Les cheveux d'Ophélia s'allongèrent, ondulant doucement comme si elle était dans l'eau.
Les ailes dans son dos se transformèrent en ailes de papillon, scintillant de mille feux.
L'Éveil.
Une puissance magique d'une densité terrifiante s'en dégageait.
Jusqu'ici, elle observait.
Et désormais, c'est du sérieux.
Phénia et Sakura avalèrent leur salive.
Seule Iris restait impassible.
Elle affichait même un sourire confiant.
« Alors, moi aussi… »
Iris passa elle aussi en état d'Éveil.
Elle prit une apparence similaire à celle d'Ophélia…
À ne voir que cela, on n'aurait cru qu'à des sœurs.
« … Puis-je vous poser une seule question ? »
Iris, avec un air déchirant, triste…
Un visage embarrassé de la sorte, interrogea Ophélia.
« Que nous gagnions ou que nous perdions… Ophélia-sama, que comptez-vous faire après ce combat ? »
« Après… » Ophélia inclina légèrement la tête.
« … Je n'y avais pas pensé. »
Pour Reinhardt.
C'était la seule chose en tête, elle avait couru jusqu'ici.
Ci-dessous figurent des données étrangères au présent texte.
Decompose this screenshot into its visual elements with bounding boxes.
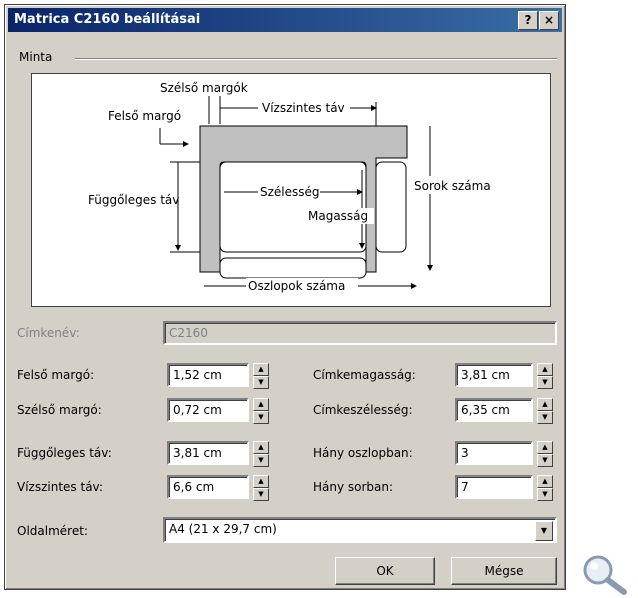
- label-width-spinner[interactable]: ▲ ▼: [537, 398, 553, 424]
- top-margin-input[interactable]: 1,52 cm: [167, 363, 249, 387]
- spin-up-icon[interactable]: ▲: [253, 475, 269, 488]
- vertical-pitch-field-label: Függőleges táv:: [17, 446, 112, 460]
- page-size-value: A4 (21 x 29,7 cm): [169, 522, 277, 536]
- dropdown-arrow-icon[interactable]: ▼: [535, 521, 553, 541]
- window-title: Matrica C2160 beállításai: [14, 12, 201, 27]
- columns-label: Oszlopok száma: [248, 279, 345, 293]
- spin-down-icon[interactable]: ▼: [253, 454, 269, 467]
- label-preview: Szélső margók Vízszintes táv Felső margó…: [31, 73, 551, 307]
- page-size-label: Oldalméret:: [17, 524, 88, 538]
- spin-up-icon[interactable]: ▲: [537, 363, 553, 376]
- vertical-pitch-label: Függőleges táv: [88, 193, 179, 207]
- top-margin-spinner[interactable]: ▲ ▼: [253, 363, 269, 389]
- side-margin-spinner[interactable]: ▲ ▼: [253, 398, 269, 424]
- close-button[interactable]: ×: [539, 11, 559, 30]
- spin-up-icon[interactable]: ▲: [253, 441, 269, 454]
- side-margin-label: Szélső margók: [160, 81, 248, 95]
- horizontal-pitch-input[interactable]: 6,6 cm: [167, 475, 249, 499]
- top-margin-label: Felső margó: [108, 109, 181, 123]
- top-margin-field-label: Felső margó:: [17, 368, 95, 382]
- spin-up-icon[interactable]: ▲: [537, 441, 553, 454]
- spin-down-icon[interactable]: ▼: [253, 411, 269, 424]
- number-across-field-label: Hány oszlopban:: [313, 446, 413, 460]
- spin-down-icon[interactable]: ▼: [537, 488, 553, 501]
- label-shape-next: [375, 161, 407, 253]
- label-name-label: Címkenév:: [17, 326, 80, 340]
- side-margin-field-label: Szélső margó:: [17, 403, 102, 417]
- label-shape-below: [219, 257, 367, 279]
- spin-down-icon[interactable]: ▼: [537, 411, 553, 424]
- label-options-dialog: Matrica C2160 beállításai ? × Minta Szél…: [4, 4, 566, 590]
- horizontal-pitch-spinner[interactable]: ▲ ▼: [253, 475, 269, 501]
- horizontal-pitch-label: Vízszintes táv: [262, 101, 345, 115]
- vertical-pitch-spinner[interactable]: ▲ ▼: [253, 441, 269, 467]
- spin-up-icon[interactable]: ▲: [537, 398, 553, 411]
- width-label: Szélesség: [260, 185, 320, 199]
- spin-up-icon[interactable]: ▲: [253, 398, 269, 411]
- spin-down-icon[interactable]: ▼: [253, 488, 269, 501]
- number-across-spinner[interactable]: ▲ ▼: [537, 441, 553, 467]
- label-width-field-label: Címkeszélesség:: [313, 403, 413, 417]
- number-down-input[interactable]: 7: [455, 475, 533, 499]
- number-across-input[interactable]: 3: [455, 441, 533, 465]
- horizontal-pitch-field-label: Vízszintes táv:: [17, 480, 104, 494]
- label-name-field[interactable]: C2160: [163, 321, 557, 345]
- cancel-button[interactable]: Mégse: [451, 557, 557, 585]
- spin-down-icon[interactable]: ▼: [253, 376, 269, 389]
- preview-group-label: Minta: [17, 50, 55, 64]
- spin-up-icon[interactable]: ▲: [537, 475, 553, 488]
- label-height-input[interactable]: 3,81 cm: [455, 363, 533, 387]
- page-size-select[interactable]: A4 (21 x 29,7 cm) ▼: [163, 517, 557, 543]
- label-shape: [219, 161, 367, 253]
- spin-down-icon[interactable]: ▼: [537, 454, 553, 467]
- number-down-spinner[interactable]: ▲ ▼: [537, 475, 553, 501]
- group-divider: [75, 58, 557, 60]
- title-bar: Matrica C2160 beállításai ? ×: [8, 8, 562, 32]
- ok-button[interactable]: OK: [335, 557, 435, 585]
- spin-down-icon[interactable]: ▼: [537, 376, 553, 389]
- vertical-pitch-input[interactable]: 3,81 cm: [167, 441, 249, 465]
- rows-label: Sorok száma: [414, 179, 491, 193]
- side-margin-input[interactable]: 0,72 cm: [167, 398, 249, 422]
- label-height-field-label: Címkemagasság:: [313, 368, 416, 382]
- number-down-field-label: Hány sorban:: [313, 480, 394, 494]
- label-height-spinner[interactable]: ▲ ▼: [537, 363, 553, 389]
- label-width-input[interactable]: 6,35 cm: [455, 398, 533, 422]
- preview-diagram: Szélső margók Vízszintes táv Felső margó…: [88, 81, 508, 294]
- spin-up-icon[interactable]: ▲: [253, 363, 269, 376]
- help-button[interactable]: ?: [518, 11, 538, 30]
- magnifier-icon[interactable]: [578, 552, 634, 596]
- height-label: Magasság: [308, 209, 368, 223]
Elle n'avait pensé à rien d'autre.
Rien ne lui venait à l'esprit.
« C'est ça… Ha. Alors, d'autant plus que je ne peux pas perdre. »
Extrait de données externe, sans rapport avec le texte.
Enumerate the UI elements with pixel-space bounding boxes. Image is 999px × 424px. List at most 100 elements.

« Iris… » « Nous qui nous battons pour saisir l'avenir, il n'y a aucune raison que nous perdions contre quelqu'un qui ne pense pas à l'avenir… Ne le pensez-vous pas ? »
« … »
Un instant… Vraiment juste un instant, Ophélia fit une grimace amère.
« Bon… Phénia-san, Sakura-san. Faisons encore un petit effort. »
« O-oui ! »
« Ouaf ! »
Phénia et Sakura hochèrent la tête, comme pour dire : « Laissez-nous faire ! »
Trois face à une.
Le camp d'Iris a l'avantage du nombre, mais l'écart de puissance reste grand.
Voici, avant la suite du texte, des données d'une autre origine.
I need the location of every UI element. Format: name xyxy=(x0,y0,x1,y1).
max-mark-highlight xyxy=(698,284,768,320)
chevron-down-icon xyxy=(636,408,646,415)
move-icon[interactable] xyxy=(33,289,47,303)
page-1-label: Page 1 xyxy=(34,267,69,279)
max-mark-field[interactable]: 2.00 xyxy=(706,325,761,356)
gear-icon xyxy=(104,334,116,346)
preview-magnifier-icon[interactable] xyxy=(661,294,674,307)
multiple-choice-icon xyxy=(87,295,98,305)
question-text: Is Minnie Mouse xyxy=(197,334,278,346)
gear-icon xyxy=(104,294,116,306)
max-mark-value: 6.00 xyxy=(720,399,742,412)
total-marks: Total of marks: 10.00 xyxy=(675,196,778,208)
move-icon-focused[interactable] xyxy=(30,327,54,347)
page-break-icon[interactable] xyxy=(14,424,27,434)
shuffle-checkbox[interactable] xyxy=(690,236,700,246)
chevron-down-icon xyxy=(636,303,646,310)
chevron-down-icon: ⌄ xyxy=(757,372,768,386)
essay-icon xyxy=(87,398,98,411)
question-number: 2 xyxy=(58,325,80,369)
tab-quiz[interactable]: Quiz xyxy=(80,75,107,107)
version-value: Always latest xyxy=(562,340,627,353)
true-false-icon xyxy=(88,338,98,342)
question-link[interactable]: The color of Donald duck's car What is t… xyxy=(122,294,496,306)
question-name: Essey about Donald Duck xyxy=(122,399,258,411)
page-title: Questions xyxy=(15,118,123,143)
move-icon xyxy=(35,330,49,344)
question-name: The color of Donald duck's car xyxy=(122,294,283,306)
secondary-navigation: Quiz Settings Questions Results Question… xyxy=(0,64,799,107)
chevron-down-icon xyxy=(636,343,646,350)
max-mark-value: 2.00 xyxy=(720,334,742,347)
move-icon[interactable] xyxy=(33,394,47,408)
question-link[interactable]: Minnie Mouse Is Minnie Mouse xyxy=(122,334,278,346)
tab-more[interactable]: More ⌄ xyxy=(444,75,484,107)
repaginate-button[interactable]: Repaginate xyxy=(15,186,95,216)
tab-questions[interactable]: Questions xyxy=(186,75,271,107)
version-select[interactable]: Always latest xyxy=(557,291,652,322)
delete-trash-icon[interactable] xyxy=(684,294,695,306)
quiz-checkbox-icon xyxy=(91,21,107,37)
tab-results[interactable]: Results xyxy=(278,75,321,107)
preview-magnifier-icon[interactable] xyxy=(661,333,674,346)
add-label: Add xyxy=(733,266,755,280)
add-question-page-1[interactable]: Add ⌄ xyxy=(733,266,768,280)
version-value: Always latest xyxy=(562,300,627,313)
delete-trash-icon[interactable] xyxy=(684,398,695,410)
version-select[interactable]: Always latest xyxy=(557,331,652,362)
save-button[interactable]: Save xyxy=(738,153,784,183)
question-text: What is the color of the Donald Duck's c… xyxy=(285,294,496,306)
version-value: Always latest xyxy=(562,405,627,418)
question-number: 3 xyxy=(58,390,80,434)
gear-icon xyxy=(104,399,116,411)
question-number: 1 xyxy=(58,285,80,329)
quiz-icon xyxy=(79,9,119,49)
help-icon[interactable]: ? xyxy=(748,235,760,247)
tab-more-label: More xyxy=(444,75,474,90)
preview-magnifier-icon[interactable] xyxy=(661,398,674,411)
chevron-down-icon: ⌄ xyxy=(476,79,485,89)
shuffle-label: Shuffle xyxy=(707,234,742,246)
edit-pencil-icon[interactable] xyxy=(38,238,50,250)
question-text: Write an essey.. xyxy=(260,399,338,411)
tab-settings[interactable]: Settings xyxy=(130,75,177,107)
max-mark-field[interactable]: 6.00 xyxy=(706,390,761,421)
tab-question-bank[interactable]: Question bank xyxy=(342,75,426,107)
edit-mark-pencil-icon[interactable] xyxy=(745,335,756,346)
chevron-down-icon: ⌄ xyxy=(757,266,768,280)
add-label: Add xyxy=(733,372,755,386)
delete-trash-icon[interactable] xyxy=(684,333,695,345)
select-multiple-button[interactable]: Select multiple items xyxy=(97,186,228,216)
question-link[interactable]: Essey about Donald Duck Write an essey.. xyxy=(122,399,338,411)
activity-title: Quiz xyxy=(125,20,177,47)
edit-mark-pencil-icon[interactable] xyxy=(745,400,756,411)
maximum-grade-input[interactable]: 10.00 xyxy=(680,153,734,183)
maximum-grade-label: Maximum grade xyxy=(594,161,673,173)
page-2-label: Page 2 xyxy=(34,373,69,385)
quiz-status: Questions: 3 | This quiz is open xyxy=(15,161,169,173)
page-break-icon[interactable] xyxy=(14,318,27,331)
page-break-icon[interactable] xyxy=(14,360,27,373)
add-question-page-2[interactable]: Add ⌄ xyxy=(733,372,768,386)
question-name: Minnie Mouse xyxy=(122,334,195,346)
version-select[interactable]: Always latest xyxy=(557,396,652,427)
Même Iris n'a jamais vu sérieusement l'Éveil d'Ophélia.
Déjà si coriace en temps normal, une fois éveillée, elle doit être ingérable.
Cependant.
De notre côté, nous avons des alliés fiables.
Étrangement, on a pu se dire qu'il n'y avait aucune chance de perdre.
« … Vraiment, je suis influencée par Rain-sama, hein. »
Riant amèrement…
« C'est parti ! »
« Co-c'est parti ! »
« Y allons ! »
Les trois partirent en même temps.
Elles ne s'étaient pas concertées à l'avance.
Chacune a pensé : « Les deux autres feraient sûrement ça », et a jugé sur cette base.
Iris et les siennes se lancèrent vers Ophélia, chacune depuis une direction différente.
Ce fut là aussi parfaitement naturel.
Une équipe improvisée, une coordination improvisée.
D'ordinaire, ça ne marche pas, mais pour elles, c'est différent.
Elles couvraient les mouvements de l'une, lançaient des attaques qui mettaient l'autre en valeur, offrant une coordination magnifique.
La preuve d'un lien fort.
Même improvisée, elles la mènent à la perfection.
« Venez… »
« !? Dispersion ! »
« Frappe blanche de la fin. »
Ophélia lance une contre-attaque d'une ampleur extrême.
On dirait que le monde est enveloppé de lumière, un coup d'une violence inouïe.
Si ça touche de plein fouet, même les espèces suprêmes ne s'en tireraient pas indemnes.
Simplement, Iris en a perçu le mouvement la première, et les trois ont réussi à esquiver.
En pleine coordination, elles basculent instantanément en manœuvre d'évitement.
Un tel changement de registre n'est pas si facile.
C'est encore le fruit du temps accumulé au quotidien, des liens tissés.
Cependant.
« Frappe blanche de la fin. »
« Enchaînement !? »
Une nouvelle fois, le monde se teint de blanc.
Là, impossible de lire le coup.
Iris poussa un cri proche du hurlement.
Un torrent de lumière d'une ampleur extrême fond sur elles.